В министерствах тоже были многие недовольны: уличенные сотрудники и на них бросали тень. Зловещим, черным ореолом обрастала личность Липранди, честного службиста, всего-навсего безупречно выполнившего служебное поручение.

Нет, покуда его не травили, но он прекрасно все сам уже почувствовал, хоть вины за собой не признавая, продолжал работать по-прежнему. Все враги его, все недоброжелатели, все обиженные, все недовольные теперь могли его поносить. И, как это всегда бывает в жизни, что беда не ходит в одиночку, подоспело еще одно дело — может быть, последний пробный камень нынешним его на мир воззрениям. Поступил донос из провинции. Сразу два, вернее, доноса. Один — прямо в Третье отделение, а второй — в Министерство внутренних дел от губернатора той же Пензы. Имена обвинявшихся не были известны Липранди, кроме одного, в доносах главного — дворянского предводителя Тучкова. Это с ним сидел когда-то Липранди в арестантской Генерального штаба, ожидая допросов о причастности к тайному сообществу. Ныне Тучков обвинялся в ста смертных грехах: и в ношении бороды, и в послаблениях крестьянам, и даже в основании коммунистической секты с дозволением внебрачного сожительства собственной дочери с неким безвестным пензенским помещиком Огаревым, ранее уже привлекавшимся. Губернатора Панчулидзева, взяточника и вымогателя с замашками средневекового феодала, Липранди знал хорошо, тем более что именно его место некогда и предлагал ему министр, тоже осведомленный, сколь изрядно рыльце в пушку у пензенского мелкого самодержца. Понимал прекрасно также Липранди, что не случаен я второй донос — от родственника губернатора, — словом, разобрался он легко и быстро. Но Тучков, товарищ той поры… Что бы он сейчас ни делал, что бы ни творил, не Липранди вмешиваться в его жизнь. И потом не хватит ли того, что хлебнул он, связавшись с Петрашевским?

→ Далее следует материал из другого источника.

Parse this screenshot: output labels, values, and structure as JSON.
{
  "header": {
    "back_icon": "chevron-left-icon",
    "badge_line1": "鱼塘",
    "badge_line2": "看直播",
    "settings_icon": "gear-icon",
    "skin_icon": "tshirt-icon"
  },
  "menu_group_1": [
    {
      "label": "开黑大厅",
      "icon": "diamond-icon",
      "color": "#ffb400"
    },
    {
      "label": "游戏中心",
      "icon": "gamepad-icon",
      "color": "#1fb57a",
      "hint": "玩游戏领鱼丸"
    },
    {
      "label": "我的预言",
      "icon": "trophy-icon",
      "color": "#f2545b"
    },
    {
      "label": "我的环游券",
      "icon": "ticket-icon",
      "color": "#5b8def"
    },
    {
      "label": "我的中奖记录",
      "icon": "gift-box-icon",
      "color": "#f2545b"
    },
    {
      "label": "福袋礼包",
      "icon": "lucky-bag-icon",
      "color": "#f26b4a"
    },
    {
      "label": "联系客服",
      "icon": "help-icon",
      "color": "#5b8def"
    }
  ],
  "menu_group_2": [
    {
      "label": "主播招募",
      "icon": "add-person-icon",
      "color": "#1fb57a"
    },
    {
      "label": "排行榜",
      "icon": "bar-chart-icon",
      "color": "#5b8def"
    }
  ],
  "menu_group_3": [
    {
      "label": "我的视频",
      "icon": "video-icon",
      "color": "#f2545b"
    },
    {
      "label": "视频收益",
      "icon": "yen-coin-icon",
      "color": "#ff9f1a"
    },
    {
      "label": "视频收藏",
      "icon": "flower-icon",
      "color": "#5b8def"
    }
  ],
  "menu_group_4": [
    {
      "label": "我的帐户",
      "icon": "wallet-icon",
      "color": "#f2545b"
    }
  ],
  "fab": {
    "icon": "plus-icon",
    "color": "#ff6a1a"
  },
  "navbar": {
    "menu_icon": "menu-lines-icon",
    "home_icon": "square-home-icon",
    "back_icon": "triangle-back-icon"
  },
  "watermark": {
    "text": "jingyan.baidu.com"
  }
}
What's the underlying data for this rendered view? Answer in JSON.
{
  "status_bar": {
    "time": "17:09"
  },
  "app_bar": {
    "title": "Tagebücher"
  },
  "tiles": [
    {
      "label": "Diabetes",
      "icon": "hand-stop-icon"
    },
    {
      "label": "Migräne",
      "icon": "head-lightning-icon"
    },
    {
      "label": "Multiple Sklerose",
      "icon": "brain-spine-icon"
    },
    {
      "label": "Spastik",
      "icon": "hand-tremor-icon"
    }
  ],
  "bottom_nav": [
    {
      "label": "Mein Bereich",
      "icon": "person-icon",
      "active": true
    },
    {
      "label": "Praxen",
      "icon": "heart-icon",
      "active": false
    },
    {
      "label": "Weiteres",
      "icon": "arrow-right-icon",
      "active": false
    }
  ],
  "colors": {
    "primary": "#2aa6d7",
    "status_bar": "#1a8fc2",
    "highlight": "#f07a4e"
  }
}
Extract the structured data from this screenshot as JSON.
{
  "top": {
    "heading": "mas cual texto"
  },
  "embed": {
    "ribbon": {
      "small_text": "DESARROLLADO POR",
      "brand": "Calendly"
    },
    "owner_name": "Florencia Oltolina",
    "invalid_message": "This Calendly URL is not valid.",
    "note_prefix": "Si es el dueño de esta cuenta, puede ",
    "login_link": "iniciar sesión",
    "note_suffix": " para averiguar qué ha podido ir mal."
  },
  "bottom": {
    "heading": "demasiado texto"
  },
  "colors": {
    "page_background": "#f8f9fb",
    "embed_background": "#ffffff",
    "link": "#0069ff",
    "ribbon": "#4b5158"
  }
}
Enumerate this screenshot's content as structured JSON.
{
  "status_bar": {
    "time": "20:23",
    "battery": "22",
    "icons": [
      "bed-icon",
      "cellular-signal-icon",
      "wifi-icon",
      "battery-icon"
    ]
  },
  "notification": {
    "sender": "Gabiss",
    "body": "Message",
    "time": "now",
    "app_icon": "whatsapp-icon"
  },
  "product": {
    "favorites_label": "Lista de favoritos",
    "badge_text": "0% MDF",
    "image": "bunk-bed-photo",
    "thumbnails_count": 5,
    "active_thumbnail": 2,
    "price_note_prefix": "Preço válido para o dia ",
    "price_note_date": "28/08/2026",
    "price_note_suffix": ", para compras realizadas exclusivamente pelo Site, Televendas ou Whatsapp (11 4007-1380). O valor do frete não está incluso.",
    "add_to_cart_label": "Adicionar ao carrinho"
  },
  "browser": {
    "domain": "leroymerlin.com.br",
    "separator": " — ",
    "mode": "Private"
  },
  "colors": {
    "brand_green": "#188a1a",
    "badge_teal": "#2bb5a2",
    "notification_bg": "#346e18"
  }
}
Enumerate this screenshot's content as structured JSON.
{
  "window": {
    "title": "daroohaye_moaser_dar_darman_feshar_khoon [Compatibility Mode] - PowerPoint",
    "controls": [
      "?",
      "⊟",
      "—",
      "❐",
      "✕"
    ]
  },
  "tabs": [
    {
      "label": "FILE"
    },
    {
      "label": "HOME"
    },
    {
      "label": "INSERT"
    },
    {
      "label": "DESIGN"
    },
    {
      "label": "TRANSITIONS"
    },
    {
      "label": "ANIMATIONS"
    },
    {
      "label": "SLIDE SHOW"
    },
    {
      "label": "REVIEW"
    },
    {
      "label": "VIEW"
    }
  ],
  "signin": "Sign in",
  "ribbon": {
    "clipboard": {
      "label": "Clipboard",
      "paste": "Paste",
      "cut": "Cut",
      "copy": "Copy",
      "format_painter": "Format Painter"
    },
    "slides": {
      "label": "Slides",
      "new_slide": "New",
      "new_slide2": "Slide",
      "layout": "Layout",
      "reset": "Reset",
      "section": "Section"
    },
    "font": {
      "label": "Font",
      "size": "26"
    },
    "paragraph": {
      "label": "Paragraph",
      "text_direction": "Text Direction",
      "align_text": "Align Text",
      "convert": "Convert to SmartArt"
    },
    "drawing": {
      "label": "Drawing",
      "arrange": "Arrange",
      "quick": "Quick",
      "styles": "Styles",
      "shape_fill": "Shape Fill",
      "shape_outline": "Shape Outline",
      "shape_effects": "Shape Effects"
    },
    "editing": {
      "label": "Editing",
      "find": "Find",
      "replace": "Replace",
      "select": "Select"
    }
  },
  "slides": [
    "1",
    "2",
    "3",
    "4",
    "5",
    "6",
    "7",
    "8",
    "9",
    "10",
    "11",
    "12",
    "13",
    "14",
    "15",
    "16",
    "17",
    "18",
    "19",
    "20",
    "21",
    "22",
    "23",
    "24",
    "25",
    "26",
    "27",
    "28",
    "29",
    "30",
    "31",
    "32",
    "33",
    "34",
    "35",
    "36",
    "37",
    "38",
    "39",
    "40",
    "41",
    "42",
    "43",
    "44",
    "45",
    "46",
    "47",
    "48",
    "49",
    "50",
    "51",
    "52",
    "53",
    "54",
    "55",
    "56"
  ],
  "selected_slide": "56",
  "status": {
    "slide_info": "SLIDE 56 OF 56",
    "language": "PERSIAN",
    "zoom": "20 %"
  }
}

А с другой стороны, вот здесь-то, может, и предстоит вероятность обелить себя, показав с блеском, сколь опасно попустительство подобным заговорам? Но Тучков, с которым на «ты»… Ни черта не раскопает здесь Дубельт. Вон и обыск ничего не дал. И, покуда сомневаясь, Липранди уговорил министра отдать распоряжение обыск повторить. Ну конечно же идиоты эти голубые мундиры! У одного из подозреваемых отыскалось сорок запрещенных книг, а у другого — более двадцати. Господи, но Тучков, Тучков! Если бы не он!

Липранди проклинал и тот день, когда взялся за дело Петрашевского, и себя за то, что оба раза, когда предлагал ему министр пост губернатора, он отказывался, полагая, что никуда это от него не уйдет.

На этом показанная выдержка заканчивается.